Hence their teaching and their propositions have had no weight with legislators, for these latter had not been convinced, as only the criminal sociologist could convince them, that punishments are far from having the deterrent force commonly attributed to them, and that crime is not the outcome of free will, but rather a natural phenomenon which can only disappear or diminish when its natural factors are eliminated.
The legislators for their part have not only neglected the definite teaching of these authors with more than ordinary insight, but they have also enacted what are really penal substitutes in a clumsy and unscientific manner.
We have thus studied the data of criminal statistics in their theoretical and practical relations with criminal sociology, and come to the conclusion that, since crime is a natural phenomenon, determined by factors of three kinds, it answers on that account to a law of criminal saturation, whereby the physical and social environment, aided by individual tendencies, hereditary or acquired, and by occasional impulses, necessarily determine the extent of crime in every age and country, both in quantity and quality. That is to say, the criminality of a nation is influenced in the natural sphere by the bio-psychical conditions of individuals and their physical environment, and, in the social sphere, by economic, political, administrative and civil conditions of laws, far more than by the penal code.
Nevertheless the execution of punishment, though it is the less important part of the function of social defence, which should be carried out in harmony with the other functions of society, is always the last and inevitable auxiliary.
And this entirely agrees with the universal law of evolution, in virtue of which, amidst the variation of animal and social organisms, antecedent forms are not wholly eliminated, but continue as the basis of the forms which succeed them. So that if the future evolution of the social administration of defence against crime is to consist in the development of the primitive forms of direct physical coercion into the higher forms of indirect psychical discipline of human activity, this will not imply that the primitive forms must entirely disappear, especially for the gravest crimes, which, in the biological and psychological conditions of those who commit them, take us back to the primitive epochs and forms of individual and social violence.

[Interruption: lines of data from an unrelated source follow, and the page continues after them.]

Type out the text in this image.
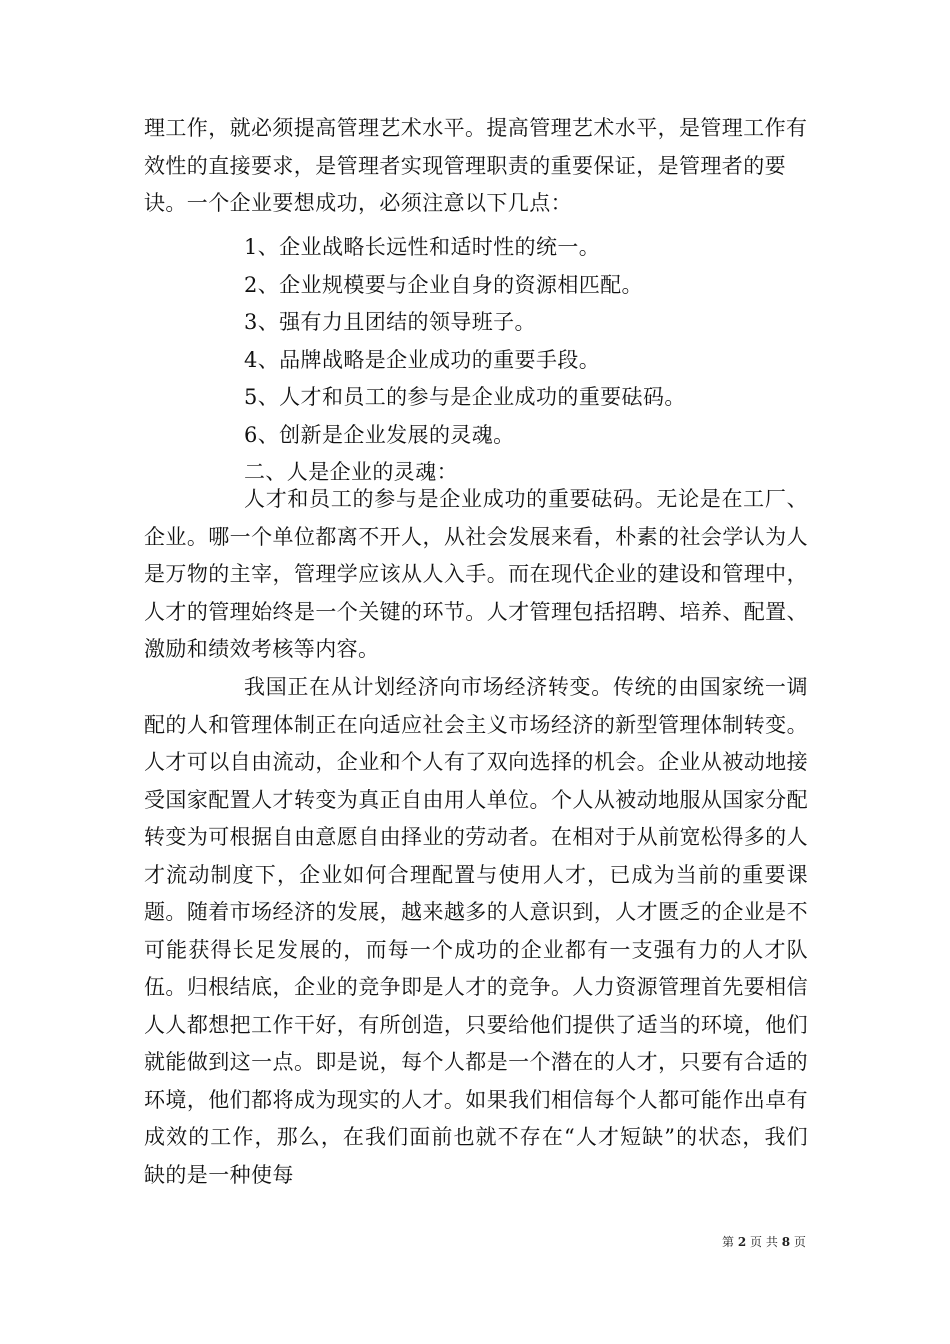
理工作，就必须提高管理艺术水平。提高管理艺术水平，是管理工作有效性的直接要求，是管理者实现管理职责的重要保证，是管理者的要诀。一个企业要想成功，必须注意以下几点：
1、企业战略长远性和适时性的统一。
2、企业规模要与企业自身的资源相匹配。
3、强有力且团结的领导班子。
4、品牌战略是企业成功的重要手段。
5、人才和员工的参与是企业成功的重要砝码。
6、创新是企业发展的灵魂。
二、人是企业的灵魂：
人才和员工的参与是企业成功的重要砝码。无论是在工厂、企业。哪一个单位都离不开人，从社会发展来看，朴素的社会学认为人是万物的主宰，管理学应该从人入手。而在现代企业的建设和管理中，人才的管理始终是一个关键的环节。人才管理包括招聘、培养、配置、激励和绩效考核等内容。
我国正在从计划经济向市场经济转变。传统的由国家统一调配的人和管理体制正在向适应社会主义市场经济的新型管理体制转变。人才可以自由流动，企业和个人有了双向选择的机会。企业从被动地接受国家配置人才转变为真正自由用人单位。个人从被动地服从国家分配转变为可根据自由意愿自由择业的劳动者。在相对于从前宽松得多的人才流动制度下，企业如何合理配置与使用人才，已成为当前的重要课题。随着市场经济的发展，越来越多的人意识到，人才匮乏的企业是不可能获得长足发展的，而每一个成功的企业都有一支强有力的人才队伍。归根结底，企业的竞争即是人才的竞争。人力资源管理首先要相信人人都想把工作干好，有所创造，只要给他们提供了适当的环境，他们就能做到这一点。即是说，每个人都是一个潜在的人才，只要有合适的环境，他们都将成为现实的人才。如果我们相信每个人都可能作出卓有成效的工作，那么，在我们面前也就不存在“人才短缺”的状态，我们缺的是一种使每
第 2 页 共 8 页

I end with a modification of an old comparison which has been much abused. Crime has been compared to an impetuous torrent which ought to be enclosed between the dykes of punishment, lest civilised society should be submerged. I do not deny that punishments are the dykes of crime, but I assert that they are dykes of no great strength or utility. All nations know by sad and chronic experience that their dykes cannot save them from inundations; and so our statistics teach us that punishments have but an infinitesimal power against the force of criminality, when its germs are fully developed.
But as we can best protect ourselves against inundations by obeying the laws of hydrostatics and hydrodynamics, by timbering the banks near the source of the stream, and by due rectilineation or excavation along its course and near its mouth, so, in order to defend ourselves against crimes, it is best to observe the laws of psychology and sociology, and to avail ourselves of social substitutes, which are far more efficacious than whole arsenals of repressive measures.
CHAPTER III.
PRACTICAL REFORMS.
The data of criminal anthropology and statistics, and the positive theory of responsibility which flows from them, although they have been systematised only by the positive school, are nevertheless too constantly in evidence not to have made their way into courts and parliaments.
I have already spoken of penal jurisprudence in its relations with criminal sociology, and may now cite a few examples of the more or less direct and avowed influence of the new data on penal legislation.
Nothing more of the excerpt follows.